= Peter Mark (conductor) =

American conductor and violist (born 1940)

Peter Mark (born 31 October 1940, New York) is an American violist, conductor, opera teacher, and the Artistic Director Emeritus of the Virginia Opera, where he served as General and Artistic Director from 1975 to 2010.

== Career ==
As a child Mark performed as a boy soprano at the Metropolitan Opera Children’s Chorus and in 1955 took on the role of Shepherd Boy in a production of Tosca by Dino Yannopoulos. He later attended Columbia University from 1956 to 1961. Consecutive with his senior year at Columbia, he enrolled at The Juilliard School of Music (1960-1965) studying first as a violin pupil of Joseph Fuchs and then as a viola pupil of Walter Trampler. He served as the Principal Violist of the Juilliard Orchestra under Jean Morel from 1960 to 1963.

The year before leaving Juilliard, Mark was appointed as Principal Violist of the Chicago Lyric Opera in their 1964 and 1966 seasons. During this period he was recruited to teach viola and opera at the University of California, Santa Barbara (1965-1992). There he first met the Scottish composer, fellow professor and wife-to-be, Thea Musgrave who was teaching as Guest Professor. Whilst there, she wrote her viola and cello duet Elegy for Peter Mark. While taking a year-long sabbatical from his professorship, Mark became Assistant Principal Violist at the Los Angeles Philharmonic (1968-9). Mark married Musgrave in 1971. In 1973, Musgrave wrote her Viola Concerto(1973) for him, which Mark premiered at the BBC Proms that year with the Royal Scottish National Orchestra and Musgrave conducting. Spending more and more time in the UK and Europe, Mark took up a teaching position in the newly-merged Royal Northern College of Music in Manchester, UK (1974-75).
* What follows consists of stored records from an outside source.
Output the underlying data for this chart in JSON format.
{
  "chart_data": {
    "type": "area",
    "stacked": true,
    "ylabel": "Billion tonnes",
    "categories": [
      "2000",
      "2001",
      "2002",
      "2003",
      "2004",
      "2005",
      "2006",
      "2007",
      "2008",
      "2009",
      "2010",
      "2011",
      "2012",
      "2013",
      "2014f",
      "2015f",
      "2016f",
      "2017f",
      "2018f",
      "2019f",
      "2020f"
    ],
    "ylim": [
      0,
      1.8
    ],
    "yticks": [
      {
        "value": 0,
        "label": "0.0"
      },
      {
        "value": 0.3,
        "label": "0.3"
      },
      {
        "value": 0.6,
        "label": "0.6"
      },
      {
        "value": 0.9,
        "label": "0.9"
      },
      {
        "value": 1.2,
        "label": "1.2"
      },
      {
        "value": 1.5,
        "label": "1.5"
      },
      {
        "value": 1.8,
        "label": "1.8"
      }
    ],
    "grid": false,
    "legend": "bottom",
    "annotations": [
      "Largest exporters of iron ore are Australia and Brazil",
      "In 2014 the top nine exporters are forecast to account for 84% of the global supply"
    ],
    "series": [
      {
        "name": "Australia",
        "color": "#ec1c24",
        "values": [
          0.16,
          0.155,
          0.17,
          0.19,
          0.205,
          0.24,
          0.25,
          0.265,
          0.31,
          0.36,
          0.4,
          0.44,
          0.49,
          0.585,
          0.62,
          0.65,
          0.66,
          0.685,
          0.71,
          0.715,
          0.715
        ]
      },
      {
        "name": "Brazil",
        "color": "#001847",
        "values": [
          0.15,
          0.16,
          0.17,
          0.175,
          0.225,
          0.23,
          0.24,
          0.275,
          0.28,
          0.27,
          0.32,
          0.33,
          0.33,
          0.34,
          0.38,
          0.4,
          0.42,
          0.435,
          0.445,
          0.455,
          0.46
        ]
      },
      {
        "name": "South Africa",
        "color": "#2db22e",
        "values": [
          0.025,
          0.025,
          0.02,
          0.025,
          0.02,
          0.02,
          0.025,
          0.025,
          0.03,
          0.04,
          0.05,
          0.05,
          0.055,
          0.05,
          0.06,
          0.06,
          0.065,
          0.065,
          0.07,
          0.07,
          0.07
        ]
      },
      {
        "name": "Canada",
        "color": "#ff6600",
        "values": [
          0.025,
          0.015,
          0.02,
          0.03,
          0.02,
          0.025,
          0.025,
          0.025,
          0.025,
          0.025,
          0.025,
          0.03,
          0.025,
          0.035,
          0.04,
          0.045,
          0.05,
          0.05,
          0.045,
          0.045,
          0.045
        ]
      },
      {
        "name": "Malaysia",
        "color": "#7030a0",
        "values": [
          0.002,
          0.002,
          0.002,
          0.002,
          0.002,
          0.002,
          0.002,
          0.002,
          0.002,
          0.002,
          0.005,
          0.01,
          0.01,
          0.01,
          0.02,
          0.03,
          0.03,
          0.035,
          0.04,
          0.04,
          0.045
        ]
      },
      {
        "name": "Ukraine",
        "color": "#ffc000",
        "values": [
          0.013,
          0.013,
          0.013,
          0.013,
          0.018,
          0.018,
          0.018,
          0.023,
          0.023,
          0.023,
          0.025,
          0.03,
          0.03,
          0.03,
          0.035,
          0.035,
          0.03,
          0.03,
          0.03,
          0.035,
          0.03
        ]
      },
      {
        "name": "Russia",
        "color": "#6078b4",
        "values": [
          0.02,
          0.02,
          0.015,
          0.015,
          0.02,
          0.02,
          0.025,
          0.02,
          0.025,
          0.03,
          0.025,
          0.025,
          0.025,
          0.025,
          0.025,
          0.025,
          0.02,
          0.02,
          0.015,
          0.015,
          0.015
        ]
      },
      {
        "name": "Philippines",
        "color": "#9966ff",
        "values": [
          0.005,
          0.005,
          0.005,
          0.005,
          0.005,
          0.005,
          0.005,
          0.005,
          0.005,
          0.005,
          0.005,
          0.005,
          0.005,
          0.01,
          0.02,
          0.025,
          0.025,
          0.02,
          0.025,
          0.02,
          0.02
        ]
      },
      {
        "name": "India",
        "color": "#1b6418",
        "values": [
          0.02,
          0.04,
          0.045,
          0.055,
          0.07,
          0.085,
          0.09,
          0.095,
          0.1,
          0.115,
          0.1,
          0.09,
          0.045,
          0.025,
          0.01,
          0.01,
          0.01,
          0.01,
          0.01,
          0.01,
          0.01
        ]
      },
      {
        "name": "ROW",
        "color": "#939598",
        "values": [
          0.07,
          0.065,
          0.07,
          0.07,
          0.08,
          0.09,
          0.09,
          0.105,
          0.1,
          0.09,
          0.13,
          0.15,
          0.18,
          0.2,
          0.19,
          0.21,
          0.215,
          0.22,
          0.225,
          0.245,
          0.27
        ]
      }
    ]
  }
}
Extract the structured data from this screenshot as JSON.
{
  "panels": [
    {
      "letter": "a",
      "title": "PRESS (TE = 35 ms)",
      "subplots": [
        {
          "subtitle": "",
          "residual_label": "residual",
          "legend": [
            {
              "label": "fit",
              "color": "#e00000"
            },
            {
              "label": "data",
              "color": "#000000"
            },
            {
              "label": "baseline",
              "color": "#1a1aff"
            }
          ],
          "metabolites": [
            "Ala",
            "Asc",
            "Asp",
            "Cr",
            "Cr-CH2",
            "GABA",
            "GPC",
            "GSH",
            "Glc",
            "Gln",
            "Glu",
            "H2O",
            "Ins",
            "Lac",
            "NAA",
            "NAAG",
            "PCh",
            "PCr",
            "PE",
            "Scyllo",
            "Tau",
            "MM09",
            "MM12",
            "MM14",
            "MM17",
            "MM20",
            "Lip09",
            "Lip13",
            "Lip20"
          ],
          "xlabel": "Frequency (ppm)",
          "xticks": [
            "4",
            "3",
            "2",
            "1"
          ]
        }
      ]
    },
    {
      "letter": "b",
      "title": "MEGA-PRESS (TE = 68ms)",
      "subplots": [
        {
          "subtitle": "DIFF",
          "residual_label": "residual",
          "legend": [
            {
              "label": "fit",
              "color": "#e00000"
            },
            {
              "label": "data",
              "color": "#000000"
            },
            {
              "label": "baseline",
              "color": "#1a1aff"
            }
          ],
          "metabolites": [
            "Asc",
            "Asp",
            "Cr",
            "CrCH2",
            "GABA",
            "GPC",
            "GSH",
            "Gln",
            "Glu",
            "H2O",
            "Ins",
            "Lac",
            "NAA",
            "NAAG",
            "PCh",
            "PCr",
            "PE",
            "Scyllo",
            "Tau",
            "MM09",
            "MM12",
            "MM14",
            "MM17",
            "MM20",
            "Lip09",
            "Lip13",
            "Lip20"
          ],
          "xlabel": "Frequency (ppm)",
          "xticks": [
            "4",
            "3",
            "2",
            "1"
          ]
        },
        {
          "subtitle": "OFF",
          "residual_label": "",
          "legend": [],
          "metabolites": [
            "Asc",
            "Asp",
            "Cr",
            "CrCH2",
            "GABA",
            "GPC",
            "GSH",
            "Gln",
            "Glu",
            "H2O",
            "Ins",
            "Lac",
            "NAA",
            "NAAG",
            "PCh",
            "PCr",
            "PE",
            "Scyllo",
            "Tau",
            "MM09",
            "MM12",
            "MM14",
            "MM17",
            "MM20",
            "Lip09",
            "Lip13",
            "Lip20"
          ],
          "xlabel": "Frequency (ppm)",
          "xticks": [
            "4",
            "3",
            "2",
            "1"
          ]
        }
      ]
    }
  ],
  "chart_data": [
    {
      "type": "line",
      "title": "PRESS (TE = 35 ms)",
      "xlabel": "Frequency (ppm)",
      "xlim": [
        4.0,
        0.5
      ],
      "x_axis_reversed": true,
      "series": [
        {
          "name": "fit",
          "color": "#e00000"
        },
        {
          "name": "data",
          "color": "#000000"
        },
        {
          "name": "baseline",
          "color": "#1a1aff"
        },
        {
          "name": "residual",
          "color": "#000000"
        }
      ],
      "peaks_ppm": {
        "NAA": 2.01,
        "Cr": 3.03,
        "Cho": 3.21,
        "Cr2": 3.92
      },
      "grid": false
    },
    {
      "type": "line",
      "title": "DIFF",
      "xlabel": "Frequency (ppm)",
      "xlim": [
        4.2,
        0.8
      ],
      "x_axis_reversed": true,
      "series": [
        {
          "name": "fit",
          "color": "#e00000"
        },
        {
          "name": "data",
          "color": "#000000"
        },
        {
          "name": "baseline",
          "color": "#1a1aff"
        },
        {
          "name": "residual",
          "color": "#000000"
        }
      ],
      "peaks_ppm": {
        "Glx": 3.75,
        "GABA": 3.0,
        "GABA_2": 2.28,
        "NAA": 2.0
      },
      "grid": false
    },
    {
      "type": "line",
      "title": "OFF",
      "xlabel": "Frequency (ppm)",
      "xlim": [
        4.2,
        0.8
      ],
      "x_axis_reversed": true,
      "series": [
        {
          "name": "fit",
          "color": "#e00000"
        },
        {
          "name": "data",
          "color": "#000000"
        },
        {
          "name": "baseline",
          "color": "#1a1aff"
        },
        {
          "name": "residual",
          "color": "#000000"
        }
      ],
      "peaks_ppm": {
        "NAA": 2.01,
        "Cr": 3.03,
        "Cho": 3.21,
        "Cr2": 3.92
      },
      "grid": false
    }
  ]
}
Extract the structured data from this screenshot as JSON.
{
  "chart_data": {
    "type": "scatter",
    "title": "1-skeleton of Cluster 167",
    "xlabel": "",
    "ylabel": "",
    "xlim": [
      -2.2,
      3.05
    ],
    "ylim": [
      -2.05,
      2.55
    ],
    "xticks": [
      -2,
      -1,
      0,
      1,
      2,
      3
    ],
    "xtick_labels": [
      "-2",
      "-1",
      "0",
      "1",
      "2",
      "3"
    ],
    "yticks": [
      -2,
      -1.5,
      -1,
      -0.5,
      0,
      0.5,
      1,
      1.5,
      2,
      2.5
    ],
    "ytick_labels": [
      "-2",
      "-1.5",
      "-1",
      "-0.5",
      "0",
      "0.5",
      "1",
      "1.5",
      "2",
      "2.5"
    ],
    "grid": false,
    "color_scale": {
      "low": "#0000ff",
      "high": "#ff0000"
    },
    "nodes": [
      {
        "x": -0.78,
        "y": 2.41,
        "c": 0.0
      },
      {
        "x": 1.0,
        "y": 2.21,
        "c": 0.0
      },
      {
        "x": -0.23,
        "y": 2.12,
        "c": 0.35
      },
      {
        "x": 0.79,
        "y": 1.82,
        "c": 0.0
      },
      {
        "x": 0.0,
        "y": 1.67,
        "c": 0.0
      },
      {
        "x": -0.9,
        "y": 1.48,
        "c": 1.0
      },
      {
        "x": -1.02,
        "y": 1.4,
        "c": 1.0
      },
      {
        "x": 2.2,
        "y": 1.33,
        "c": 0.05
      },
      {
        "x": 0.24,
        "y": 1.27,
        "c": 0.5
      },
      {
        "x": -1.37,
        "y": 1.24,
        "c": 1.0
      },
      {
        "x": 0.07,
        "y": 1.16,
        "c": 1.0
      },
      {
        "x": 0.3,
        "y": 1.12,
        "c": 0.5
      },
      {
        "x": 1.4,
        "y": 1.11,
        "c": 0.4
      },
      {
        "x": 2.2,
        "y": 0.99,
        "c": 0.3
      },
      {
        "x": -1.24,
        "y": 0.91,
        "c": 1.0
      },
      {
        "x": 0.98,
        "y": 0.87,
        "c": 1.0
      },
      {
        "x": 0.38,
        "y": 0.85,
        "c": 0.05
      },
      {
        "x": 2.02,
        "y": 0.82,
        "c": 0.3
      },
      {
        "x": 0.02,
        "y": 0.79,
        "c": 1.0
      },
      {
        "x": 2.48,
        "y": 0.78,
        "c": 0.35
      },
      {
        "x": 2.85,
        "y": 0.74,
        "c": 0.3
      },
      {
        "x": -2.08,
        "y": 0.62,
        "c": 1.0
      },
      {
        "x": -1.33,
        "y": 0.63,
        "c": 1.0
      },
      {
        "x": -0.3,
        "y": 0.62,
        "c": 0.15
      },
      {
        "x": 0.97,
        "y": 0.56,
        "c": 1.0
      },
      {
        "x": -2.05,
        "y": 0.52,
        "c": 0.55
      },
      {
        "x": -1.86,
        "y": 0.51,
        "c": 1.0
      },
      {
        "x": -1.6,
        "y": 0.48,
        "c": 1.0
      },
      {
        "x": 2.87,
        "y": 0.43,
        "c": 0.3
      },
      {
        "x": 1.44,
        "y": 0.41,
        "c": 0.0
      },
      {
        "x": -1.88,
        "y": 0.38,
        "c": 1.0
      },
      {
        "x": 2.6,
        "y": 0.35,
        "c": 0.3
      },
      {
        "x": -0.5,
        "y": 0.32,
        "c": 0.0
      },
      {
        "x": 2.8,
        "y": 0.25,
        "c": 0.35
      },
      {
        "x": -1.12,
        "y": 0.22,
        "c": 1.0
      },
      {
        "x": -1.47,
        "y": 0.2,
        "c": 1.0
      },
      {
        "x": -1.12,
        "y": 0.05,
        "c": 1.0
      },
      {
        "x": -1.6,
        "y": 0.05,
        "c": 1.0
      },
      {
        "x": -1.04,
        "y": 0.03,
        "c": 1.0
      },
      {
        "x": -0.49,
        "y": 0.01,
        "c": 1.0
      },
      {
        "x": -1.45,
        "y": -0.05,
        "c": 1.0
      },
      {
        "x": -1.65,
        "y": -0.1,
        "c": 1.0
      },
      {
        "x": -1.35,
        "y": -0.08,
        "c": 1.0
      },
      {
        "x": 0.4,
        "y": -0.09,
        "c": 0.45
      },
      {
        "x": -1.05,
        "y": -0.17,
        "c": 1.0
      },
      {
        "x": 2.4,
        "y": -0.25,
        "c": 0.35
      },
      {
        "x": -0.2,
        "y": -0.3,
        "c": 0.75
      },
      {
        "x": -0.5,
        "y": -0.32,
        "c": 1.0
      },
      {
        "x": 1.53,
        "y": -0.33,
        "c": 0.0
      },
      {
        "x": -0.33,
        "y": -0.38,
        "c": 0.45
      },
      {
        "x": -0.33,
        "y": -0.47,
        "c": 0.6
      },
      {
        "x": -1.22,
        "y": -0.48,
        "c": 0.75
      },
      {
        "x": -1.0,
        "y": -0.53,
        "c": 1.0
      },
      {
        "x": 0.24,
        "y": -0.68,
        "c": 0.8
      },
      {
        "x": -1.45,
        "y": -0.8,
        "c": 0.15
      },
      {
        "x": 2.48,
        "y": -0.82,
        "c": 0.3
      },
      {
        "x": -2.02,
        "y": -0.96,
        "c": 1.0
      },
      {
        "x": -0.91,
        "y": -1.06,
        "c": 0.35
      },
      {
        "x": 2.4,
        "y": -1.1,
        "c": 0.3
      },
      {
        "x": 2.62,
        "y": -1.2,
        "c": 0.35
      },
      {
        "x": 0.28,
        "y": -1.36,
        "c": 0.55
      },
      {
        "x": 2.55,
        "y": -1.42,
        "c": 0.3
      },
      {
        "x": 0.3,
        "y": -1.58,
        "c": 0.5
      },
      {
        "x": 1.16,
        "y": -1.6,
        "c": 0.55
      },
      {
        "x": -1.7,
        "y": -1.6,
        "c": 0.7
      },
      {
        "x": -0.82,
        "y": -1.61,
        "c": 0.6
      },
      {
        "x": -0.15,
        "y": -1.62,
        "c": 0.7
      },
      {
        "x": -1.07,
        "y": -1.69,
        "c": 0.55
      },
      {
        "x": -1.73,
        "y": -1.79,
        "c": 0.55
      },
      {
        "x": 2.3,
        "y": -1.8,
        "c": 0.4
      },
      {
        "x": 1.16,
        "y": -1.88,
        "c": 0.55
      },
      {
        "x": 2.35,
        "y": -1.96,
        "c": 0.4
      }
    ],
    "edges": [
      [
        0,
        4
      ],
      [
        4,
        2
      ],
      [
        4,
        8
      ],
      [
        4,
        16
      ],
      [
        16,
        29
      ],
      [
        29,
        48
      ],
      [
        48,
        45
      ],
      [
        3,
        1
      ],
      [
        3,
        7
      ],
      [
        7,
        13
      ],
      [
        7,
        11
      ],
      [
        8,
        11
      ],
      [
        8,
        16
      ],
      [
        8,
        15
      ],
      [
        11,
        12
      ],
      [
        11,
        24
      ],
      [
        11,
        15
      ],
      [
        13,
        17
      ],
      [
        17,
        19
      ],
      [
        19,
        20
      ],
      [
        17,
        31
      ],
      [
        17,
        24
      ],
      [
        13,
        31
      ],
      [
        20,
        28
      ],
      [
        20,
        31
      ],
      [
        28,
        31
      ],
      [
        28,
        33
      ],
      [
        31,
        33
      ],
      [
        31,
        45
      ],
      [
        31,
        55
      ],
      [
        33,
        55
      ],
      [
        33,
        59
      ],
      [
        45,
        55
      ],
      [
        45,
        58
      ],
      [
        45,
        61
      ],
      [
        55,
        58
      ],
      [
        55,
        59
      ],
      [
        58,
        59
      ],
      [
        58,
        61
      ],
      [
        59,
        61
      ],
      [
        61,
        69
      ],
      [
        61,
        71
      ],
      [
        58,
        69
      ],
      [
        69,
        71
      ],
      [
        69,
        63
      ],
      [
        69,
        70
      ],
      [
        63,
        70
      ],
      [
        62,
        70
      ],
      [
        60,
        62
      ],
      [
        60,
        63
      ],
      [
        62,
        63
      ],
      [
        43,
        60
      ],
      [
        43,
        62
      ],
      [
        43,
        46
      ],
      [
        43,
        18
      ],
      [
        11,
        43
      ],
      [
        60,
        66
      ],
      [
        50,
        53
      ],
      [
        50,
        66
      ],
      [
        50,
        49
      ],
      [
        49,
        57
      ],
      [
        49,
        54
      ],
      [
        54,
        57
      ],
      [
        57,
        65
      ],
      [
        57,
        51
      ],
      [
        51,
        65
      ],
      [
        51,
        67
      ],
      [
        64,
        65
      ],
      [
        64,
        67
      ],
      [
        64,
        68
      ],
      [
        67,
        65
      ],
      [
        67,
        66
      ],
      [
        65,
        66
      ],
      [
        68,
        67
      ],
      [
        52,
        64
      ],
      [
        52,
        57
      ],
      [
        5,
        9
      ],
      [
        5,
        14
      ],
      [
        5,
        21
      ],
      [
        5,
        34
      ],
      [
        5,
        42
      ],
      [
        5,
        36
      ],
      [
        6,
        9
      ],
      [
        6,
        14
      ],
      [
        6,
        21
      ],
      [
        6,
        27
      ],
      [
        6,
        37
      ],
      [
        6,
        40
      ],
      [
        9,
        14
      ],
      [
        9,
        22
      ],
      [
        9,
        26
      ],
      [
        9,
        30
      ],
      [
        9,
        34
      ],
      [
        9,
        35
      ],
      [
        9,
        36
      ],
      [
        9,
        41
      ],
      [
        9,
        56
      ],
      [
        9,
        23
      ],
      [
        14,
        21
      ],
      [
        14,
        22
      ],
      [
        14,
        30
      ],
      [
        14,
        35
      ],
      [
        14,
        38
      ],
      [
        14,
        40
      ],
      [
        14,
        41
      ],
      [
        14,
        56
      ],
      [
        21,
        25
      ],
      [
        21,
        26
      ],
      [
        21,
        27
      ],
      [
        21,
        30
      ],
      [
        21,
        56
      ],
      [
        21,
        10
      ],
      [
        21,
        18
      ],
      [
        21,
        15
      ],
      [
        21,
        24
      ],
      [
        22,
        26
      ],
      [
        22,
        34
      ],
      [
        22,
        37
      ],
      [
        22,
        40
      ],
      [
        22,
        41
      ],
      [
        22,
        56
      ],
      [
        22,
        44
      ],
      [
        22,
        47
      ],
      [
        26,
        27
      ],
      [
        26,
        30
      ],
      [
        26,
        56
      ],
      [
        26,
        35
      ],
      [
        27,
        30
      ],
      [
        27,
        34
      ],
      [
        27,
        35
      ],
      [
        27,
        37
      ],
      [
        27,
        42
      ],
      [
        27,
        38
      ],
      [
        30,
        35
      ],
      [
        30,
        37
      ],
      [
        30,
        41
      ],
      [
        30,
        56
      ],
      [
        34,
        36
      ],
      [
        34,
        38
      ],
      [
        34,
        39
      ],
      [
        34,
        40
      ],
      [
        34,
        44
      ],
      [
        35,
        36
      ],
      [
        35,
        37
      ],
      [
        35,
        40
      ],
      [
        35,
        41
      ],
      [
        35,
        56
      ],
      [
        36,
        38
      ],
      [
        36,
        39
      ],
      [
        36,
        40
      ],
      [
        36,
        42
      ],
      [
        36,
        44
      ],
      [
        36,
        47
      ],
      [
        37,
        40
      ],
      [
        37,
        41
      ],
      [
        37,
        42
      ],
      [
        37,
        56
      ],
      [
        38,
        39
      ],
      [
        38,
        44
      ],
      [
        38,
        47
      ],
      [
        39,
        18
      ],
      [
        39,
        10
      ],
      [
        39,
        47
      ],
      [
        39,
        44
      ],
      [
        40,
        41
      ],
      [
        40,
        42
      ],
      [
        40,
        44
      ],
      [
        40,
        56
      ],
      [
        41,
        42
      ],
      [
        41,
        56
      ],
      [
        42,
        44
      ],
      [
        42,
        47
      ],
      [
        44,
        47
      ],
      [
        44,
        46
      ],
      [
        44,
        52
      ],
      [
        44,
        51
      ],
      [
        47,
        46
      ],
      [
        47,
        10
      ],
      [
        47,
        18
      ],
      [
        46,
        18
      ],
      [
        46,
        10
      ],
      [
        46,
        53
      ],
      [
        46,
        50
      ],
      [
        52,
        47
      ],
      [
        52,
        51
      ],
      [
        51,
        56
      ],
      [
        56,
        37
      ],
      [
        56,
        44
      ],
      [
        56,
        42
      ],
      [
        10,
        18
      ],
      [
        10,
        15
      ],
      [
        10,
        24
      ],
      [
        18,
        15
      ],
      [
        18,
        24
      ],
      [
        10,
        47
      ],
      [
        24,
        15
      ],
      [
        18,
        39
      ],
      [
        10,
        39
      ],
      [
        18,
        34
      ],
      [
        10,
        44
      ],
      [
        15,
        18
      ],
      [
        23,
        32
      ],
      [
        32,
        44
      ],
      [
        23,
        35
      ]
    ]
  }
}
In 1975 Mark returned with his wife to America where he served as conductor, Artistic and General Director of the Virginia Opera. Over thirty-five years in the role, Mark gave over 700 performances of 110 different productions including the US premiere of Musgrave’s seminal opera Mary, Queen of Scots in 1977 and the world premiere her fifth opera A Christmas Carol(1979) which was commissioned by the house. Mark conducted the forces of the Royal Opera House at Sadler’s Wells in the European premiere of the work, which was later broadcast by Granada TV. Since 2013, Mark has worked as an opera coach working predominantly with North and South American singers in Los Angeles and New York City.